Senior Profile / Alexandria Grant: A Sign of Things to Come

Issue Date: 
April 28, 2014

AlexandriaAlexandria Grant Grant’s passion for American Sign Language is “a complete and utter fluke.”

She graduates today with a bachelor’s degree in psychology and an A average. She holds the title of Outstanding Resident Advisor of the Year as well as a certificate in American Sign Language (ASL)—and her future includes graduate school at Pitt and continued involvement with Pittsburgh’s deaf community.

Grant recalled sitting in a meeting with her academic advisors during her freshman year at Pitt. The Marlton, N.J., native was considering electives.

“You could take sign language,” an advisor told her, listing a litany of other options. But that idea caught her attention. “I thought, ‘I’ll try it. It’s four credits and maybe I’ll do well.’”

When the first day of ASL class rolled around, the beginning seemed inauspicious. In retrospect, what happened was a kick-start. “All the teachers here are deaf or hard of hearing,” said Grant, who is not deaf. “And when class started, the PowerPoint presentation wasn’t working. The rule in class is ‘voices are off.’ Suddenly, you’re immersed. And that was very interesting.”

Becoming proficient in ASL wasn’t easy, she says. It’s not just making hand signals that look like the thing, idea, or action they represent. “People say it’s just English and all you need to do is make hand movements and that’s it. That’s not it whatsoever. It has its own grammar and though there are signs that look like the word meaning, most signs have nothing to do with that.”

Debra Hast, Pitt’s ASL program coordinator, said Grant was a spark plug of a student and teaching assistant. “When I think of her, I see her smile and it makes my day,” Hast said in an email. “She is always ready and eager to learn. And when she was a teaching assistant, the other students loved her. She was always ready to teach and to be there if they needed tutoring.”

As Grant became increasingly proficient in ASL, she became more deeply involved in deaf culture. This, to her, is one of the program’s greatest gifts.

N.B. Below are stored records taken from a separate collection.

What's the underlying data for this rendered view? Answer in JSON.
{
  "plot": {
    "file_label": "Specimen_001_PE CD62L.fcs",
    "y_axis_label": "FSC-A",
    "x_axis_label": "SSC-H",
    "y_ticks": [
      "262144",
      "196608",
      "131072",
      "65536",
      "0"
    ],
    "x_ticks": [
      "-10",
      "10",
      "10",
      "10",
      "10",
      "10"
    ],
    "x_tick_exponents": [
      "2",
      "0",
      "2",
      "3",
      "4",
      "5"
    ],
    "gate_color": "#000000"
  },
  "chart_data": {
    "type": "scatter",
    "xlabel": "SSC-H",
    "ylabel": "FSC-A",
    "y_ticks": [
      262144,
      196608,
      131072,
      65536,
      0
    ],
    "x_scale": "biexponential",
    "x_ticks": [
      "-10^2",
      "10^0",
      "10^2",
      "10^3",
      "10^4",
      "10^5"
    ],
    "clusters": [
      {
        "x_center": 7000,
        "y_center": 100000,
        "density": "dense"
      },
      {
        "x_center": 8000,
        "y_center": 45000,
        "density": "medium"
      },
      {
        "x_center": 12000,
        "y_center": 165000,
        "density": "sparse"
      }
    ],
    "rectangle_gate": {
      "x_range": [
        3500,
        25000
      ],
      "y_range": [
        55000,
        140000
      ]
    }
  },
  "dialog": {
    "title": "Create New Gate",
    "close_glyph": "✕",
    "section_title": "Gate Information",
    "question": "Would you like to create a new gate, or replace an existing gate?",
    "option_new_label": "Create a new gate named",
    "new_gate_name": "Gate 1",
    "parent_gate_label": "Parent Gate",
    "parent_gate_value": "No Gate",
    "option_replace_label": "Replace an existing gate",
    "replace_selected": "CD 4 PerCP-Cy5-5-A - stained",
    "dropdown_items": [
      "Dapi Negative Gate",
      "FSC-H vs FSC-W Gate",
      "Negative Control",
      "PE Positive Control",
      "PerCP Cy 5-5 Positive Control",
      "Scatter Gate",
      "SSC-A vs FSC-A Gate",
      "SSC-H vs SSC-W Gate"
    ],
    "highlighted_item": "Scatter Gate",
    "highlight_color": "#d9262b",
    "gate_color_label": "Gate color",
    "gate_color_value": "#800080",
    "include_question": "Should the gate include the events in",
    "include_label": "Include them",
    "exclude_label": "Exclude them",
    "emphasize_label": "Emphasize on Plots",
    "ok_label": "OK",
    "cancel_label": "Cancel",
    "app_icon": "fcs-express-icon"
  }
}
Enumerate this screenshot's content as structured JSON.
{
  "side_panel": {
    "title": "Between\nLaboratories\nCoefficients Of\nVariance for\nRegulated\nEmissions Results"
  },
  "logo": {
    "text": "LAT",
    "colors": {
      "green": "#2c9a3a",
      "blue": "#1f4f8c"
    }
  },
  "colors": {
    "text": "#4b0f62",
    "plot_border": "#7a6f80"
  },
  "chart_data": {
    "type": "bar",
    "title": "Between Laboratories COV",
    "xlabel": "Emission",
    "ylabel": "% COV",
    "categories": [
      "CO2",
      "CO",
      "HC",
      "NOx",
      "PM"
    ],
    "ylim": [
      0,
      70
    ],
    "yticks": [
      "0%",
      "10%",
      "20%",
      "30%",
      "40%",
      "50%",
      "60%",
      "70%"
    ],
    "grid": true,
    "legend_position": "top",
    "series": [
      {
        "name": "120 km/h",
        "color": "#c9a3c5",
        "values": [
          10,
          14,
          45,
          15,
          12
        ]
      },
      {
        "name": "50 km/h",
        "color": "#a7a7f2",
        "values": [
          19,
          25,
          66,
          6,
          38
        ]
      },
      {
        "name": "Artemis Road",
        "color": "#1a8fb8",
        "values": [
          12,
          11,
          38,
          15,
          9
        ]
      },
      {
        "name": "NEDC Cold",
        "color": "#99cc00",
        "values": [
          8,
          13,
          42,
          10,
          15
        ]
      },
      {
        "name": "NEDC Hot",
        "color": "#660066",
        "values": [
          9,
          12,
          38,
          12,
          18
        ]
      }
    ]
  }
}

“I’ve become an advocate. We took a lot of deaf culture classes, and I found that Pittsburgh has a large deaf community,” she said. “I became president of the Pitt ASL club, I’ve set up events, and I’ve been able to learn about people’s lives and needs.”

And Grant found that one of the greatest needs in Pittsburgh’s deaf community is education, which led her to an internship in the psychology department of the Western Pennsylvania School for the Deaf in Edgewood. “When I started in the fall, I was scared to death. I was afraid they were going to shut me out,” she said. “But they stuck with me and made me realize that this is something I really want to do.”

In addition to learning about psychology as it relates to the deaf community and learning about the deaf community itself, Grant found herself getting involved with education as a tutor.

“I found that deaf students’ reading scores can be low,” she said, starting to sign to her interviewer, before realizing he is ASL illiterate. “That’s because English is not their first language,” Grant continued. “So I offered support and tutoring. I brought them over here [to Pitt] and helped with reading and math tutoring.” She also invited students from the School for the Deaf to Pitt’s campus to introduce them to college life and the fact that college is, indeed, for them.

When asked if being a hearing person in a deaf person’s world was difficult or met with negativity, Grant paused, and then said: “Negativity? No. Though you are afraid as a hearing person coming into the deaf community. Really, there’s been so much positive feedback, especially from the kids. ‘You want to learn my language?’ The kids think, ‘This is someone who wants to learn this,’ and then they learn from what I have to say. It has been very positive.”

Come fall, Grant will be back in Pitt’s classrooms pursuing a master’s degree in Applied Developmental Psychology with a concentration in behavioral health. Her goal, she said, is to learn more about the psychology of deaf and hard-of-hearing youth.

“There isn’t a ‘cookie cutter’ deaf kid,” she says. “But there’s not been a lot of research. Some kids have behavioral and emotional health disorders, and there’s very little research out there. Almost none. What’s the best way to counsel these children? How do you raise a psychologically healthy deaf child? That’s what I want to know. That’s what I want to get into.”